Sözlerin en doğrusu Allah'ın kelamı, yolların en hayırlısı Muhammed Aleyhisselam'ın yoludur. Dinde her sonradan çıkarılan şey bidattir.Her bidat sapıklıktır ve her sapıklık da cehennemdedir (Muslim no: 867)

Duâ

Duâ

Daru's-Sunne Neşidler

1 Aralık 2023 Cuma

Zahirinde İslam’a Girmemiş Olanın Bâtınında Müslüman Olduğunu Söylemek Abestir!

 İbn Ömer radiyallahu anhuma dedi ki:

جَاءَ رَجُلٌ إِلَى النَّبِيِّ صَلَّى اللَّهُ عَلَيْهِ وَسَلَّمَ فَقَالَ أَوْصِنِي فَقَالَ رَسُولُ اللهِ صَلَّى اللَّهُ عَلَيْهِ وَسَلَّمَ لَا تُشْرِكْ بِاللهِ عَزَّ وَجَلَّ شَيْئًا وَتُقِيمُ الصَّلَاةَ وَتُؤْتِي الزَّكَاةَ وَتَحُجُّ وَتَعْتَمِرُ وَتَسْمَعُ وَتُطِيعُ وَعَلَيْكَ بِالْعَلَانِيَةِ وَإِيَّاكَ وَالسِّرَّ

“Bir adam Nebî sallallahu aleyhi ve sellem’e geldi ve: “Bana tavsiyede bulun” dedi. Rasûlullah sallallahu aleyhi ve sellem buyurdu ki:

Allah Azze ve Celle’ye hiçbir şeyi ortak koşma, namazı kıl, zekâtı ver, hac ve umre yap, (yöneticilerini) dinle ve itaat et. Görünen hallerinden sorumlusun, iç âlemin hakkında da sakınmalısın.”

Bu hadis Muslim'in şartına göre sahihtir. Tahavî Şerhu Muşkili'l-Âsâr (2658) Buhârî Tarihu’l-Evsat (646) İbn Ebi Asım es-Sunne (1070) Esbehani el-Hucce (253) Hatib Muvaddahu Evham (218) Beyhakî Şuab (3690) rivayet etmişlerdir.

Hadiste geçen “Görünen hallerinden sorumlusun” kavli, zahiren kılık kıyafette müslümanların şeklinde girme mecburiyetini de ifade etmektedir.
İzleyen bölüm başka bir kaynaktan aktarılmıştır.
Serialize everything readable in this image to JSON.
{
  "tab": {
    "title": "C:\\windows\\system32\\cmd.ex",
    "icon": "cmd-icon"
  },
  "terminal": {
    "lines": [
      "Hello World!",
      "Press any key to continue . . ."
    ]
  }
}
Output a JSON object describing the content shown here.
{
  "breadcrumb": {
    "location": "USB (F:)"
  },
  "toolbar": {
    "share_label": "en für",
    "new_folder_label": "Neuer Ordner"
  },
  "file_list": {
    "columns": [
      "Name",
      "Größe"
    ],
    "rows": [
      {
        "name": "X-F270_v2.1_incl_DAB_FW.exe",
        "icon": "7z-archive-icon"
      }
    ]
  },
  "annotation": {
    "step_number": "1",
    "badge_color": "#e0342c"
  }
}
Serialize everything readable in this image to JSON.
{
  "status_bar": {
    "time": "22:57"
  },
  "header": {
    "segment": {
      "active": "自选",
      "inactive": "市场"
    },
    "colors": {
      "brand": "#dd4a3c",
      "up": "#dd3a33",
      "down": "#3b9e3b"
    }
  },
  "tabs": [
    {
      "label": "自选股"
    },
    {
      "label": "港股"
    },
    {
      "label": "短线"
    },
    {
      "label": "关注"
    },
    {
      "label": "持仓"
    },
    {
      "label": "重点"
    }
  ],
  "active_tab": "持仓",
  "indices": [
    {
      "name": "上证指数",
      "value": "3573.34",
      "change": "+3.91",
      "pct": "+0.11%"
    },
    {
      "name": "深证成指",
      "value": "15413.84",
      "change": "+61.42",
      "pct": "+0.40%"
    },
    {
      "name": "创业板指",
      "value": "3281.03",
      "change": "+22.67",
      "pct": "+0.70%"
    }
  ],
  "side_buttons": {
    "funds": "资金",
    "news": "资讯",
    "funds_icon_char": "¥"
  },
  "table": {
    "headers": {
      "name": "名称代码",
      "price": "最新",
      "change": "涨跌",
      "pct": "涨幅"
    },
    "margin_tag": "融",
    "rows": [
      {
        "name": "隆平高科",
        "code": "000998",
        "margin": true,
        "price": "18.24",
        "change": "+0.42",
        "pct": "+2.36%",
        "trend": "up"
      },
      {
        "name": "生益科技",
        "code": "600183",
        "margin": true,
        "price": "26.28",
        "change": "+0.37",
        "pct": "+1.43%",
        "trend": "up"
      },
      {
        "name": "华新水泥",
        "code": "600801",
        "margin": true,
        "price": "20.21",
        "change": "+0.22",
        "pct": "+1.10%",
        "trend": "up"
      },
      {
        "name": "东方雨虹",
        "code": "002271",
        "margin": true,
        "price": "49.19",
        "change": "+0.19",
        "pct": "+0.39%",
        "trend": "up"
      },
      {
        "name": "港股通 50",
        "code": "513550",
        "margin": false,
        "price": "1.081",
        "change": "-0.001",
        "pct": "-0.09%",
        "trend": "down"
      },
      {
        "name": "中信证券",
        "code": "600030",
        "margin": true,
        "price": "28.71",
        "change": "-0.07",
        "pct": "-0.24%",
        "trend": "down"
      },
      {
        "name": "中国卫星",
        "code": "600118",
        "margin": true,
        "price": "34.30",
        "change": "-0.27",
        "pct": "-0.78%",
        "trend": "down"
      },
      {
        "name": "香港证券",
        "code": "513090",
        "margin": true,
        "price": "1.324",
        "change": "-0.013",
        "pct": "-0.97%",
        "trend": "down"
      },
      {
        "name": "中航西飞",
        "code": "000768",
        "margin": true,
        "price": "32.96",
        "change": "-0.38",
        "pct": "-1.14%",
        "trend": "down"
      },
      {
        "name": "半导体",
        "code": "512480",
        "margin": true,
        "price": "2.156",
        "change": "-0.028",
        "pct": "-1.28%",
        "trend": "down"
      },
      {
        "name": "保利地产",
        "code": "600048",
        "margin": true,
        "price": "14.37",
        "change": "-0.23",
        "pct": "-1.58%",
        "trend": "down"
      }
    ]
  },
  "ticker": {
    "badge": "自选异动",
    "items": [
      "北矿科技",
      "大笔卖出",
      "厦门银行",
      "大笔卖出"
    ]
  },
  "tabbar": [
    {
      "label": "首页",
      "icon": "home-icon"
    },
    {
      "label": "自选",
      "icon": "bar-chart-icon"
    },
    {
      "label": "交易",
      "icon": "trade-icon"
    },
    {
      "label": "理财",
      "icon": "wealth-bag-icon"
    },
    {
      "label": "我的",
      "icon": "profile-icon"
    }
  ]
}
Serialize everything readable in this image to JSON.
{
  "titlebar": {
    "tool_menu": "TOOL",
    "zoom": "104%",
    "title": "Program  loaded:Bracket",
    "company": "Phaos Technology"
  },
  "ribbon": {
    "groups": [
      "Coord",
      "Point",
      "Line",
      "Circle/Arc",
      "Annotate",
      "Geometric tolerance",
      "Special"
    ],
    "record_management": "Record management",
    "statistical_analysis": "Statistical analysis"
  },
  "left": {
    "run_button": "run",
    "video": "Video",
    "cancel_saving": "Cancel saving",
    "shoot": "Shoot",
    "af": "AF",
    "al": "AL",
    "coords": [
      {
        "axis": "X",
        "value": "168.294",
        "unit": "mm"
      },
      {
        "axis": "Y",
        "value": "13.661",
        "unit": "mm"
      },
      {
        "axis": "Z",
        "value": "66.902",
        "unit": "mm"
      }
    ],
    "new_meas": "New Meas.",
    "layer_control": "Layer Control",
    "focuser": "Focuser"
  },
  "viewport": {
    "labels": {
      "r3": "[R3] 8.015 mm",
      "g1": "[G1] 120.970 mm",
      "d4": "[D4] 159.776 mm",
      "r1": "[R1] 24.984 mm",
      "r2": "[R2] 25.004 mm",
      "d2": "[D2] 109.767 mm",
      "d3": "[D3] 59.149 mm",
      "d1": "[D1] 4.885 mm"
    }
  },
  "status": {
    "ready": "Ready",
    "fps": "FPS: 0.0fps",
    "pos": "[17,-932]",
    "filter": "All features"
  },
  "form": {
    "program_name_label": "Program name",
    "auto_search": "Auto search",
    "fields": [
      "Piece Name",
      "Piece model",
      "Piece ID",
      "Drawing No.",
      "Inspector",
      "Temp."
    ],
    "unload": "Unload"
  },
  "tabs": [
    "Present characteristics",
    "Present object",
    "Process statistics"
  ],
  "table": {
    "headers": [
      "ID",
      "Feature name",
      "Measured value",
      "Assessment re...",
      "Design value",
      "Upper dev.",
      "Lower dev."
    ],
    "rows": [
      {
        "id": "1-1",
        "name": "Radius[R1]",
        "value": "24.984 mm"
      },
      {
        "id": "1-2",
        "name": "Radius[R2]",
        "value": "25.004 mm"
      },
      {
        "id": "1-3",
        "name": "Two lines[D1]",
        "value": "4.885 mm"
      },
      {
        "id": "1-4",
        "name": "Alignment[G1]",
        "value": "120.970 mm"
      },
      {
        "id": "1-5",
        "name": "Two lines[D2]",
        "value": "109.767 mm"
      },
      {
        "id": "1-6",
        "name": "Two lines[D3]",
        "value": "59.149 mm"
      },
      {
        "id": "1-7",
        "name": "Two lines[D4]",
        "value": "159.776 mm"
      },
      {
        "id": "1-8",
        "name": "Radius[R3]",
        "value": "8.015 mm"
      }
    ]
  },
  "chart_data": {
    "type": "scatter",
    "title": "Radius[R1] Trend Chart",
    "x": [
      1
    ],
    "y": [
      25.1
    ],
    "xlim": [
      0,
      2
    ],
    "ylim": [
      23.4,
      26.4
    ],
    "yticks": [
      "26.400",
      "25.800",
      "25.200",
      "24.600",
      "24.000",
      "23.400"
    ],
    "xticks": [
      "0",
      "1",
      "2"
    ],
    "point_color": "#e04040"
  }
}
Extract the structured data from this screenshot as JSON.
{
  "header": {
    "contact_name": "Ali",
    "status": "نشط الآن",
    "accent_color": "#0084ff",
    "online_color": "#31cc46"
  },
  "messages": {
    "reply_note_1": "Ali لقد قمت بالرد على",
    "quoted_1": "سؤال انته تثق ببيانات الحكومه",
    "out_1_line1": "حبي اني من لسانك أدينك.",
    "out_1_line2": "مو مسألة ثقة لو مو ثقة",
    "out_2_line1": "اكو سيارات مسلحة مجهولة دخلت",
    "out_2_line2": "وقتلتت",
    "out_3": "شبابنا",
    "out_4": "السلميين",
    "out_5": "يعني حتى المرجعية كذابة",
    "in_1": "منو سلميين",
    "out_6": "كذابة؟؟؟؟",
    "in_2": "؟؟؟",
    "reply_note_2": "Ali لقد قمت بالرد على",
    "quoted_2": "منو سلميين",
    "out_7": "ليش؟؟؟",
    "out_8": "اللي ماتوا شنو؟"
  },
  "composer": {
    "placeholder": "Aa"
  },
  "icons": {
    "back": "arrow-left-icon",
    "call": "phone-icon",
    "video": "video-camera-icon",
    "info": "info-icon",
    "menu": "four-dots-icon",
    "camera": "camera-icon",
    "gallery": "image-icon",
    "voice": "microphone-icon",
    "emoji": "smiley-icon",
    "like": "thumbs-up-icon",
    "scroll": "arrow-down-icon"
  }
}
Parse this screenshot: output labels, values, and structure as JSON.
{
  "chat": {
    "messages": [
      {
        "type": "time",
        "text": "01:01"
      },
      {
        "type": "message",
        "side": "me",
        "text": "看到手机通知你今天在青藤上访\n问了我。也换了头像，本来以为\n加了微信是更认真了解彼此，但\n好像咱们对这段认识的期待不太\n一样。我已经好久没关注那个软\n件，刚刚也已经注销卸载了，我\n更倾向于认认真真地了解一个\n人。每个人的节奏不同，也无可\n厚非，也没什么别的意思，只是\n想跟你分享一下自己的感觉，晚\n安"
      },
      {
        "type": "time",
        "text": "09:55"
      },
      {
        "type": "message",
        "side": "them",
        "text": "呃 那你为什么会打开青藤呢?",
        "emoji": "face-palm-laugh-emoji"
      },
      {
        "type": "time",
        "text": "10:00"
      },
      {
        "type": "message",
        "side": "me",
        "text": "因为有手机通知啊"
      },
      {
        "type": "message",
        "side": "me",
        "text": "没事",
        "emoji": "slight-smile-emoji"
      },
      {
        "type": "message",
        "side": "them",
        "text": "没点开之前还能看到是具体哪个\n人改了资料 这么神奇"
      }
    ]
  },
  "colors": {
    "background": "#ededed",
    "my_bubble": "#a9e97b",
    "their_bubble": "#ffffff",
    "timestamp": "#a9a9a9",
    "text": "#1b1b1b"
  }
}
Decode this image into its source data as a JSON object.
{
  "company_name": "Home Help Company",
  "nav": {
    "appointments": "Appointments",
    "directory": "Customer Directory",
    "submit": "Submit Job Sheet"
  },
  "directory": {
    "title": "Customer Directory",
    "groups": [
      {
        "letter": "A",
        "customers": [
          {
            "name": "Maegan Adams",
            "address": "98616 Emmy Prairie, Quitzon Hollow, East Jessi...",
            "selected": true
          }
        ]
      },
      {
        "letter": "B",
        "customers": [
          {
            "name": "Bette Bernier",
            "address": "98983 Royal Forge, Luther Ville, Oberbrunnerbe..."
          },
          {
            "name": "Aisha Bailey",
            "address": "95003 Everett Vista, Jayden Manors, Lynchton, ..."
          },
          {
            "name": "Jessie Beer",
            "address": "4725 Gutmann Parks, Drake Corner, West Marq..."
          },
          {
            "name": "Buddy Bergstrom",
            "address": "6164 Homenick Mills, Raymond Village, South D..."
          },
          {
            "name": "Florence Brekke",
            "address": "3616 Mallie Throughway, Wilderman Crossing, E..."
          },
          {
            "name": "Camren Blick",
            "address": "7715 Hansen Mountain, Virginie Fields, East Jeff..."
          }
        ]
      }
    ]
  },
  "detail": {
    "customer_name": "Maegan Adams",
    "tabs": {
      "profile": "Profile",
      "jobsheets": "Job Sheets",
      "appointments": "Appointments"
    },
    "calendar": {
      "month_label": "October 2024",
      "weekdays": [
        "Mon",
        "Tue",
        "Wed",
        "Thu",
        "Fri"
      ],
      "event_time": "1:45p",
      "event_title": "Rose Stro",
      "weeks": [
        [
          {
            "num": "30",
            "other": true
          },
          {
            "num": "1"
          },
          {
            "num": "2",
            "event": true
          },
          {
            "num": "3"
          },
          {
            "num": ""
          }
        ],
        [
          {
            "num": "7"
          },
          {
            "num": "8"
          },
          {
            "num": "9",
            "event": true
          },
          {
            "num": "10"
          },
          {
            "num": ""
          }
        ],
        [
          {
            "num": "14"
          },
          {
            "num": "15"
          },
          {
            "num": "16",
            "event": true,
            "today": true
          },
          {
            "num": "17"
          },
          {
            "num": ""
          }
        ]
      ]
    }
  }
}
Bu kavlin benzerini, raşid halife Ömer radıyallahu anh, Medine’den uzakta yaşayan bedevilere de emretmiştir:

El-Hasen el-Basrî rahimehullah dedi ki:  “Bir bedevî Ömer radiyallahu anh’e dedi ki: “Ey insanların en hayırlısı! Ey insanların en hayırlısı!” Ömer radiyallahu anh: “Ne diyor?” dedi. Denildi ki: “Ey insanların en hayırlısı diyor.” Ömer radiyallahu anh dedi ki:

“Size yazıklar olsun! Ben insanların en hayırlısı değilim.” Adam dedi ki: “Ey Mü’minlerin emiri, vallahi ben senin insanların en hayırlısı olduğunu sanıyordum.” Ömer radiyallahu anh dedi ki:

“Sana insanların en hayırlısını haber vereyim mi?” o da: “Evet” dedi. Ömer radiyallahu anh dedi ki:

“İnsanların en hayırlısı evinde ailesinin ve malının başında iken İslam kendisine ulaşınca develerinden bir kısmına dönüp onları hicret edilecek yurtlardan bir yere indirip satan ve karşılığıyla Allah Azze ve Celle yolunda hazırlık yapan, sabah akşam müslümanlarla onların düşmanları arasında bulunan adamdır. İşte bu insanların en hayırlısıdır.” Adam dedi ki: “Ey müminlerin emiri! Ben bâdiye halkından bir adamım. Meşguliyetlerim ve bir sürü işlerim var. Bana dayanacağım kendisiyle amacıma ulaşacağım bir iş emret.” Ömer radiyallahu anh:

“Elini bana göster” dedi. Adam elini ona verdi. Ömer radiyallahu anh dedi ki:

“Allah Azze ve Celle’ye hiçbir şeyi ortak koşmadan ibadet et, namazı kıl, zekâtı ver, ramazan orucunu tut, hac ve umre yap. Dinleyip itaat et. Görünen hallerinden sorumlusun ve iç âlemin hakkında da sakınmalısın. Sana söylendiği ve yayıldığı zaman utanmayacağın ve seni rezil etmeyecek herşeyi tavsiye ederim.” Adam dedi ki:

“Ey mü’minlerin emiri! Bunlarla amel edeceğim. Rabbim ile karşılaştığım zaman Ömer b. el-Hattab bana böyle emretti derim.” Ömer radiyallahu anh dedi ki:

“Ey Allah’ın kulu! Bunları yap, Allah Teâlâ ile karşılaştığında da söyleyeceğini söyle.” Bunu İbnu’l-Mubarek el-Cihad (164) Hâkim (1/116) el-Lalekai İtikad (333) Beyhakî Şuab (3691) sahih isnadla rivayet etmişlerdir.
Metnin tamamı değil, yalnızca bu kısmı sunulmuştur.